In this rendition of Peter Weiss’s revered German play, three Swedish-speaking Finnish theatres join forces with theatre powerhouse and Finlandia Prize winning author, director Juha Hurme. Together they twist and turn the original to produce new shapes out of a sharp, funny and shocking work that ingeniously maneuvers itself between individualism and politics while pondering the alternatives of total control and complete anarchy.
Currently just a few tickets left for Saturday, 10.8. 19.00 (Sunday is sold-out)
Dance Theatre MD (Finland): Sisters & The Field
An evening of two top choreographers at DanceTheatre MD
Alpo Aaltokoski’s Sisters is a gripping depiction of lifelong sibling affection.

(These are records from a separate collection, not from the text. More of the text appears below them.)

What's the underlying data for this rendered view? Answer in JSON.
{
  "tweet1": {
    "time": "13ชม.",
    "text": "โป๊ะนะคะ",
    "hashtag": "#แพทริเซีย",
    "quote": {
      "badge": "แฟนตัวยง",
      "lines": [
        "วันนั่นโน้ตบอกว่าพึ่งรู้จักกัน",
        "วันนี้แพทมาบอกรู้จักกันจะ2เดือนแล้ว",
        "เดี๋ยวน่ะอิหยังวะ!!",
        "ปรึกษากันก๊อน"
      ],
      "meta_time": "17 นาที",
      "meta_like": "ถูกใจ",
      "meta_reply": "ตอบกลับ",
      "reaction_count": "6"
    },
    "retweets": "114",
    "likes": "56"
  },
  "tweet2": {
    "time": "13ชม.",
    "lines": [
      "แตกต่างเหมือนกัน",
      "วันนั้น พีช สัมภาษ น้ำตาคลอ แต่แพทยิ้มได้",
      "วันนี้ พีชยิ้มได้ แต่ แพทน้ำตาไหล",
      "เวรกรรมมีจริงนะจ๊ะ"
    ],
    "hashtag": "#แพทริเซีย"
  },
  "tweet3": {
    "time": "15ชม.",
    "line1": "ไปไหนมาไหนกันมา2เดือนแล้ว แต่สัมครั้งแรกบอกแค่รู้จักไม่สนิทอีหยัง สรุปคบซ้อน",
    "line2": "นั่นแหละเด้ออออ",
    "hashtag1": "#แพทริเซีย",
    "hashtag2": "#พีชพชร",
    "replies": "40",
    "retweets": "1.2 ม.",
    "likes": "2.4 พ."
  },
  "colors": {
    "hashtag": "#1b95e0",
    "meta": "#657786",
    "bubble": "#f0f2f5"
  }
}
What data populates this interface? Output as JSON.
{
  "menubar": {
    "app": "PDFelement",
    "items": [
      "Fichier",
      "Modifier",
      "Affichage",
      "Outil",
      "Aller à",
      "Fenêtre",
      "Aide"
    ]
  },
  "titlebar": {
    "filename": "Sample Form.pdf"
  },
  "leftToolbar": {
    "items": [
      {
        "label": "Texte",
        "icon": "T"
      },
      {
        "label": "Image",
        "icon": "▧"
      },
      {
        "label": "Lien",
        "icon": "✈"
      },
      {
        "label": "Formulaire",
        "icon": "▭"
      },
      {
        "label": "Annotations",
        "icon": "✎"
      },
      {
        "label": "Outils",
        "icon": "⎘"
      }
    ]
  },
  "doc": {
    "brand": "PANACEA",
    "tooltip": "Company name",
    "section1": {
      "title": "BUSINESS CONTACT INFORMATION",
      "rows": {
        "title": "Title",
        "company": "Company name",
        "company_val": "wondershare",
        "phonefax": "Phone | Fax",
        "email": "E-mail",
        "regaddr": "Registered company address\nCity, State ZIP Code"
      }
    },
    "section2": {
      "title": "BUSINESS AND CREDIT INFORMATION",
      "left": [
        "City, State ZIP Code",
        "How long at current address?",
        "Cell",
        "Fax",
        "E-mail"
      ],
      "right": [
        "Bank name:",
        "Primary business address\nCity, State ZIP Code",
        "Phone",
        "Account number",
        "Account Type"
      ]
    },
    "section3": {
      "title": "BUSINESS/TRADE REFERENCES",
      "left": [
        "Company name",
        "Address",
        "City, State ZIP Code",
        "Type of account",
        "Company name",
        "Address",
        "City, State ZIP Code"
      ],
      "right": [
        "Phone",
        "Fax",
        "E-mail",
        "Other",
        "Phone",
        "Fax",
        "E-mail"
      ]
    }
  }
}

Composer Arvo Pärt’s piano concerto Für Alina creates an emotional framework for the exquisite teamwork of dancers Elina Jakowleva and Mari Rosendahl.
Susanna Leinonen’sThe Field is a contemporary woman’s look at the 1918 Finnish Civil War and its effects. Leinonen focuses on the recollections of the war that have been passed down through generations – and on the silence surrounding this devastating event.
Sat 10.8. 17.00 & Sun 11.8. 15.30
Briefs Factory (Australia): HOT BROWN HONEY
This divine and unapologetic posse takes you inside a tornado of hip-hop and politics the like of which you’ve never seen before.
Hot Brown Honey crushes prejudice and stereotypes, throws them in a blender and comes up with a mind-expanding cocktail to blow colonialism off the stage – one stage at a time. An empowering extravaganza of gale-force proportions, this show will strike a chord with anyone interested in things beyond their own navel lint. It already has, with sold-out audiences around the world, from the Sydney Opera House on and beyond. Now, this acclaimed matriarchal spectacle is about to run wild at Tampere Hall, as the World Pollination Tour sets Finland free!
Sat 10.8. 18.00 & Sun 11.8. 15.30
IIPM (Switzerland / Germany) & Création Studio Théâtre National Wallonie-Bruxelles (Belgium): LA REPRISE. Histoire(s) du théâtre (I)
Milo Rau, one of Europe’s premier theatre directors, brings us La Reprise. Histoire(s) du théâtre (I), a work that challenges the distinction between performance and reality.
Using multiple points of view, Rau performs a meticulous autopsy not only on a heinous murder that took place in Belgium in 2012, but also on the current state of Europe. A shocking declaration of democratic reality theatre, La Reprise presents us with a startling emotional spectrum that mirrors cruelty and terror, loss and grief, fear and love.